I understand Trent’s warblings of wonder when I finally reach him. In the middle of the maze I stop short myself in wonder. Here is the Three Bear’s House in wonderful detail. Trent stands at a window of the two-storey Tudor house, built to half scale, peering in wonder at the furniture. “Look Mummy, look!,” he cries, “There’s the bears.” I peer in through a leadlight window expecting to see three little toy bears and almost leap back in surprise. Papa bear is the same size as me. Wouldn’t want to meet him in one of the back alleys of the maze.

Within the giant maze are other mazes such as the “The Cage” made of timber; the “Balance Maze,” a small maze one walks on, the “Confusion Maze,” another hedge maze and the “Hexagonal Maze,” a six-sided hedge challenge.

 

Mini Village & Big Village

Next to the mazes is a village. But not just any village – this one contains miniature buildings made of brick and concrete. True to the layouts of the most interesting towns in the world, it has a ‘sleazy’ end graced with such establishments as the Dirty Shame Saloon and Wild Jo’s Disco, an industrial section with Lolly Works and Soap Factory, and a commercial center with the usual post office, shops and police station.

What is not usual is the twist on names, such as Bent & Robbew who probably do all too well as investment advisers, and the strange angle of some of the buildings like the upside down building or the one that has a woodchop taken out of it. With such attention to details, skill and imagination, the Lord and Lady are not as crackpot as their name suggests.

Our last day in Tasmania is spent visiting Launceston, a busy town on the banks of the Derwent River on the northern coast. Among the many things to do here is ride the Tasmanian Chairlifts over Cataract Gorge (+61 (0)3 6331 5915), a unique natural formation of cliffs, rocks and trees with the blue waters of the South Esk River flowing through the channel. On the northern side a Victorian garden has been created from exotic plants and ferns.

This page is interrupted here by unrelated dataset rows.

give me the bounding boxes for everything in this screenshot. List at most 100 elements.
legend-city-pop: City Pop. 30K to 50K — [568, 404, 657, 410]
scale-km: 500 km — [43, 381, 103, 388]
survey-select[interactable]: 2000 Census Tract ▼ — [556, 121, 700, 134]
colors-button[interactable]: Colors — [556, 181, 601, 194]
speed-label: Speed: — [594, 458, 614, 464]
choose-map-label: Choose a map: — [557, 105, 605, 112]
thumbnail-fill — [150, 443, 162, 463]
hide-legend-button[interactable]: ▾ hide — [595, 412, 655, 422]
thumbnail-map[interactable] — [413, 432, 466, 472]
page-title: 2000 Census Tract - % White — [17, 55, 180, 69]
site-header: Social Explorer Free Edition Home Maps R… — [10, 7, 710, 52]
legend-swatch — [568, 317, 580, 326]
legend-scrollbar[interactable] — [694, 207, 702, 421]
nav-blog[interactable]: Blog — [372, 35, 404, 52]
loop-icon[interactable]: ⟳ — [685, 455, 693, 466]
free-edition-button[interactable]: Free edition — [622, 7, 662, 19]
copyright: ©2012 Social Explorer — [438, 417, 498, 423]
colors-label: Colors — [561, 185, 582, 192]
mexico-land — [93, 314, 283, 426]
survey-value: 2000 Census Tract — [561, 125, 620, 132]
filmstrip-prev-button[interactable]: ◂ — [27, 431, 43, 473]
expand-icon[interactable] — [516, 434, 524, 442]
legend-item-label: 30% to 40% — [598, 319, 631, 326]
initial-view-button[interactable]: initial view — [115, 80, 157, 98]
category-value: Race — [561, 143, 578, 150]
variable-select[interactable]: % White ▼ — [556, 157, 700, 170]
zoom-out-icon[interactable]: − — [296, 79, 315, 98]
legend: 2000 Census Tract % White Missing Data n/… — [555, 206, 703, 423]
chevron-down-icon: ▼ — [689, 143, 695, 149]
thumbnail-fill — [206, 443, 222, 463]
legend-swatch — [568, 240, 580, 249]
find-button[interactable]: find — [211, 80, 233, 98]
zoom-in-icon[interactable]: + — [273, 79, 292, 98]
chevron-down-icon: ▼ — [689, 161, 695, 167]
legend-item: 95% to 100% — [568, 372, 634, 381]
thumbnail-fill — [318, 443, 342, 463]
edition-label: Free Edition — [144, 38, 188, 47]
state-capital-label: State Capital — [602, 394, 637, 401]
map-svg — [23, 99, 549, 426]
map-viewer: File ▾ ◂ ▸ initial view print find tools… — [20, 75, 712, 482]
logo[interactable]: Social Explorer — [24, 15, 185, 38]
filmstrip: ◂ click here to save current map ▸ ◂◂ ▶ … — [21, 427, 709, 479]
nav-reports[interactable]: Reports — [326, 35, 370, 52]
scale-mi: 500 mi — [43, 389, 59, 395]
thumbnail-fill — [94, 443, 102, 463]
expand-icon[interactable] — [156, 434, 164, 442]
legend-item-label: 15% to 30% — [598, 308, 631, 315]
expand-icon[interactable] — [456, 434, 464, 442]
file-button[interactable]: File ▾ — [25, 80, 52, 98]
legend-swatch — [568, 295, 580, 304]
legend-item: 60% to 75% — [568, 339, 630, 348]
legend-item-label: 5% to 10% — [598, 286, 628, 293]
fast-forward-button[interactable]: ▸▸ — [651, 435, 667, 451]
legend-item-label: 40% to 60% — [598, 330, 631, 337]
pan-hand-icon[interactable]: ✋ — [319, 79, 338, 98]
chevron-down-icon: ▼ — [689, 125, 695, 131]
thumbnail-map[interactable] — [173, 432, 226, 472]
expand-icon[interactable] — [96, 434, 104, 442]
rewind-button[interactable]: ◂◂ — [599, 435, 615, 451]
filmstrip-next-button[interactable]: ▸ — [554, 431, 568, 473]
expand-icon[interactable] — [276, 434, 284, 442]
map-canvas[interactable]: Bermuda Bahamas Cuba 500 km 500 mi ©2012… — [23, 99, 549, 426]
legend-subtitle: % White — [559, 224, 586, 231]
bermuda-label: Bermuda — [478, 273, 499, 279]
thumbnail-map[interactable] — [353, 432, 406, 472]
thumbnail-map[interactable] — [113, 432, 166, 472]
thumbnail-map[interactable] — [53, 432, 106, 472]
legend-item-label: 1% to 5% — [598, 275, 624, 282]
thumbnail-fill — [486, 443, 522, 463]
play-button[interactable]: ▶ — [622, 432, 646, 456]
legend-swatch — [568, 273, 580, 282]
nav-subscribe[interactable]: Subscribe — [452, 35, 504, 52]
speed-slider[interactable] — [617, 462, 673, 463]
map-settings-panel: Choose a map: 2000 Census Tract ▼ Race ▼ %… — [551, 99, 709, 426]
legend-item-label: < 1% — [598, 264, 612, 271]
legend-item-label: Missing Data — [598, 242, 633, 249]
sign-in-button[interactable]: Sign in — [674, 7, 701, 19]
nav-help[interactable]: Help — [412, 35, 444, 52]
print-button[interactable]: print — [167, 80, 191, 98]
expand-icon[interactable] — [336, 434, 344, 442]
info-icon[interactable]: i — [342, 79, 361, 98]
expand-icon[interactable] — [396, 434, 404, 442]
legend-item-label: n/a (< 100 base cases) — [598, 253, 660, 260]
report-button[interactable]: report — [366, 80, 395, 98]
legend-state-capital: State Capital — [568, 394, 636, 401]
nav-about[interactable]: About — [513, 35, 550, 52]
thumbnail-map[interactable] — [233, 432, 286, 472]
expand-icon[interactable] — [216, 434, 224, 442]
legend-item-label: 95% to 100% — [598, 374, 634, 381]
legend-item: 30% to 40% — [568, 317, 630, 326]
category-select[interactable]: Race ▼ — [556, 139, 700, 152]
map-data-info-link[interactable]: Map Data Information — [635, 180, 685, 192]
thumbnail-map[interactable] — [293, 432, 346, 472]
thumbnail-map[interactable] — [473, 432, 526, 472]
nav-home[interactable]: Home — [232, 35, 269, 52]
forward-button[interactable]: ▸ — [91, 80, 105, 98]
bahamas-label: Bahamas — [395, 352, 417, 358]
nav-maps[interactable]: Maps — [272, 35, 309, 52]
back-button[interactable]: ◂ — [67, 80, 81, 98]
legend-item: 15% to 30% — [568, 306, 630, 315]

We finally leave the island on the Spirit of Tasmania, a ferry taking us to the mainland of Australia and away from this island of surprises, of freshly minted wilderness and calm, relaxed people, of history and heritage. We love it and anyway I promised the pademelon I will be back to discuss the trials of guiding teenagers when both our joeys have grown out of the pouches.

So the next time you are in Australia, don’t forget the island down under Down Under. A jewel in the crown.

Details, Details

Getting to Tasmania is not as hard as it sounds. From the USA, families can fly to the Australian cities of Melbourne or Sydney and take a connecting domestic flight to Hobart, or overnight ferry to the north coast, where buses, shuttles and car hire is available.

There are several choices of ferry. The Spirit of Tasmania (+61 (0) 3 6421 7333) runs ferries from Melbourne to Devonport on the north coast of Tasmania. If you’re touring the continent and prefer to fly in, Qantas Airlines (888/256-1775 toll free within USA) can provide flight schedules.

Family welcoming accommodations abound. We enjoyed the Cosy Cabins, located at Cradle Mountain, P.O. Box 10, Wilmot, Tasmania (0)3 6492 1395.